3-Control your face. If you want to really become a great storyteller, you have to master your ability to create and change facial expressions to match what you’re saying. Your face should be able to basically act out the entire story. If you really want to learn from the master, watch a lot of Youtube videos of John Stewart or Martin Freeman.
- Remember, facial expressions come in more than 3 flavors. You can convey really complex emotions by using very specific facial expressions.
4 –Talk with your hands. Talking with your hands can make you go from seeming like a really stiff, boring story teller to someone who commands the room with a story. Hands convey emotions. Hands keep our audience focused. Hands create a feeling of action. If you don’t use your body in any other way, at least start talking with your hands when you tell a story.

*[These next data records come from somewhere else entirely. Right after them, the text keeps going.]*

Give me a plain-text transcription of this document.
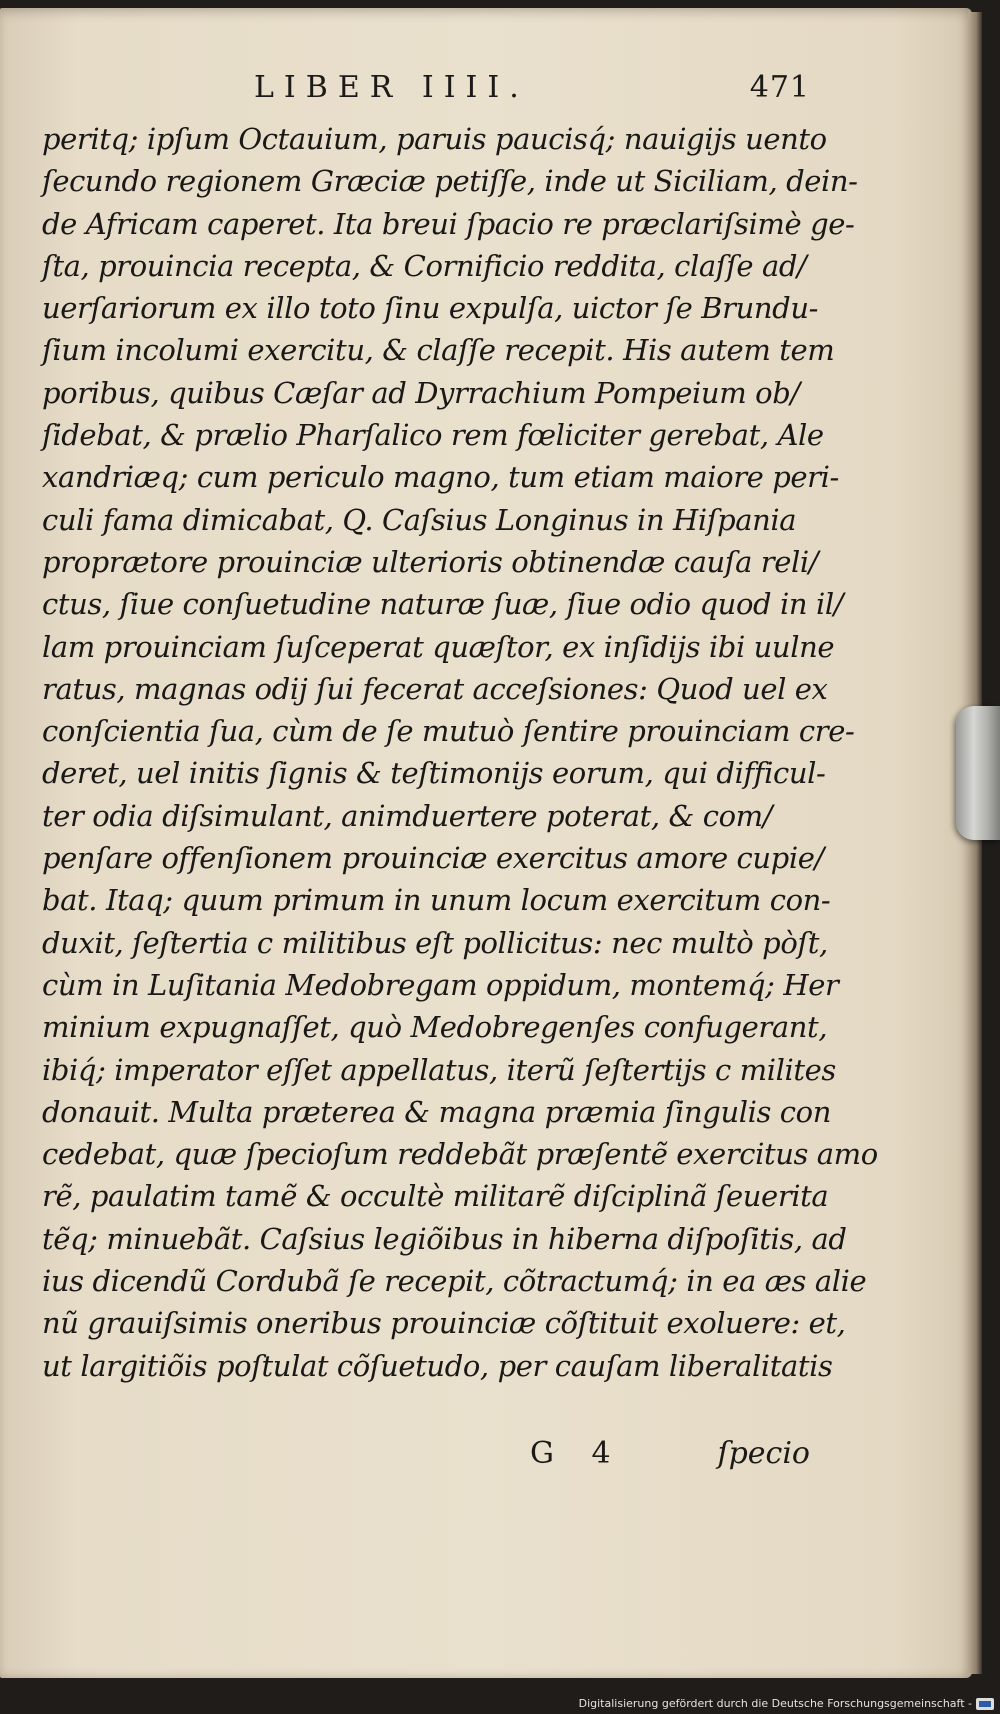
LIBER IIII.	471
peritq; ipſum Octauium, paruis paucisq́; nauigijs uento
ſecundo regionem Græciæ petiſſe, inde ut Siciliam, dein-
de Africam caperet. Ita breui ſpacio re præclariſsimè ge-
ſta, prouincia recepta, & Cornificio reddita, claſſe ad/
uerſariorum ex illo toto ſinu expulſa, uictor ſe Brundu-
ſium incolumi exercitu, & claſſe recepit. His autem tem
poribus, quibus Cæſar ad Dyrrachium Pompeium ob/
ſidebat, & prælio Pharſalico rem fœliciter gerebat, Ale
xandriæq; cum periculo magno, tum etiam maiore peri-
culi fama dimicabat, Q. Caſsius Longinus in Hiſpania
proprætore prouinciæ ulterioris obtinendæ cauſa reli/
ctus, ſiue conſuetudine naturæ ſuæ, ſiue odio quod in il/
lam prouinciam ſuſceperat quæſtor, ex inſidijs ibi uulne
ratus, magnas odij ſui fecerat acceſsiones: Quod uel ex
conſcientia ſua, cùm de ſe mutuò ſentire prouinciam cre-
deret, uel initis ſignis & teſtimonijs eorum, qui difficul-
ter odia diſsimulant, animduertere poterat, & com/
penſare offenſionem prouinciæ exercitus amore cupie/
bat. Itaq; quum primum in unum locum exercitum con-
duxit, ſeſtertia c militibus eſt pollicitus: nec multò pòſt,
cùm in Luſitania Medobregam oppidum, montemq́; Her
minium expugnaſſet, quò Medobregenſes confugerant,
ibiq́; imperator eſſet appellatus, iterũ ſeſtertijs c milites
donauit. Multa præterea & magna præmia ſingulis con
cedebat, quæ ſpecioſum reddebãt præſentẽ exercitus amo
rẽ, paulatim tamẽ & occultè militarẽ diſciplinã ſeuerita
tẽq; minuebãt. Caſsius legiõibus in hiberna diſpoſitis, ad
ius dicendũ Cordubã ſe recepit, cõtractumq́; in ea æs alie
nũ grauiſsimis oneribus prouinciæ cõſtituit exoluere: et,
ut largitiõis poſtulat cõſuetudo, per cauſam liberalitatis
G 4	ſpecio
Digitalisierung gefördert durch die Deutsche Forschungsgemeinschaft -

- Of course, you do not want to go over the top. Do not hit anyone in the face or knock over your drink. Or knock your drink into your face.
5 –Act out the story. If you can, move your whole body to act out the story. You don’t have to reenact every motion, but use your body at key points in the story to direct the listener’s attention to that point. You can also use this to great comedic effect, of course.
- Some stock gestures, such as the Groucho Marx eyebrow lift or the Rodney Dangerfield collar tug, can add extra silliness to a story (Conan O’Brien and Robin Williams frequently used stock gestures).